No one has absolute proof of the birth places; it's all so far just hear say.
ASK OLIVE TREE ANSWER: Hi Susan. It's very wise of you to want documentation of family stories! Family stories are often wrong, or have a bit of truth but are mixed up. So a good researcher will never rely on them absolutely, but will use a family story as a clue, then find documents to support it or prove it incorrect.

You haven't told me what sources you have already searched or found but your first item should be census records. Then I'd look for land records. Try to find some type of document that provides information on their land of origin - is it France or Spain? What does the 1860 census give for place of birth?

Also sometimes individuals from Portugal or Spain were listed as black or mulatto - have any records that you found for your family given this as ethnic origin?

Just because they settled in S. Carolina does not mean much in terms of immigration. They may have arrived elsewhere. You need to first develop some kind of time frame for their immigration. You haven't told me what year you first find documentation of them being in USA so it's difficult for me to help you with specific ideas of where to look for ships passenger lists.

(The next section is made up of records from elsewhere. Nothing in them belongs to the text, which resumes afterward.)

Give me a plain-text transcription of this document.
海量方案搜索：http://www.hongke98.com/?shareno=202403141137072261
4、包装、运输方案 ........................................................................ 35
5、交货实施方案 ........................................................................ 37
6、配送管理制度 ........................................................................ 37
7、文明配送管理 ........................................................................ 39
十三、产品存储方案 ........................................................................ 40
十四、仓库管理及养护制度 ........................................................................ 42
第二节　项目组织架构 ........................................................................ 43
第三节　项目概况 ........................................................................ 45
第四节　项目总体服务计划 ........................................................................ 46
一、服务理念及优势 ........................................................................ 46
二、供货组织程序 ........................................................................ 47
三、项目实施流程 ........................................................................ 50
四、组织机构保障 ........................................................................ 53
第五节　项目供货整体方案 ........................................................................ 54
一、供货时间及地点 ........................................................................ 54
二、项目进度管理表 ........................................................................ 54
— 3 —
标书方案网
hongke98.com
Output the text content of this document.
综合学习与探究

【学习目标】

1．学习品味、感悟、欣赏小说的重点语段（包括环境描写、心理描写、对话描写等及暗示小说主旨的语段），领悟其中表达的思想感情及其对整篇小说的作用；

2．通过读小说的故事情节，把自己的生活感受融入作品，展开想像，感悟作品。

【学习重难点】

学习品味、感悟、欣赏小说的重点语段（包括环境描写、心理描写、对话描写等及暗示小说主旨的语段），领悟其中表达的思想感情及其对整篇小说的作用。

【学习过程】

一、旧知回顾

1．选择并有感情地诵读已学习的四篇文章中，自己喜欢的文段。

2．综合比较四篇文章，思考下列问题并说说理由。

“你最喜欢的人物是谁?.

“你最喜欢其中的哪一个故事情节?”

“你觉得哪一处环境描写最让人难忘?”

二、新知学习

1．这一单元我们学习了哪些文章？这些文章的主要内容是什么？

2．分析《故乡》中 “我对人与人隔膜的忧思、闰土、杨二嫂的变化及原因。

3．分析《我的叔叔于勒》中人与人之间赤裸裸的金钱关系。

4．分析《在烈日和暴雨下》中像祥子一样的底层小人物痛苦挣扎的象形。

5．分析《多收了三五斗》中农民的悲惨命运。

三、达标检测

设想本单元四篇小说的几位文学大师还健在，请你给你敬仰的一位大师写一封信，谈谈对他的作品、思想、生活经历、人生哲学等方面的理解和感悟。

Step 2: find out what ports of arrival were in use during the time frame of their arrival. Then find out what records have survived for those ports. Here is a starting point for ships arriving in South Carolina but they could have arrived via any port that was in use at the time, and then gone on to S. Carolina

Have you looked for obituaries of the two men you listed, and their wives and children? An obituary or death record might list the country of origin.

I would gather all the records you can on the family. Sometimes it is wiser to completely fill out ALL details of your ancestors in their new country before you attempt to find their immigration.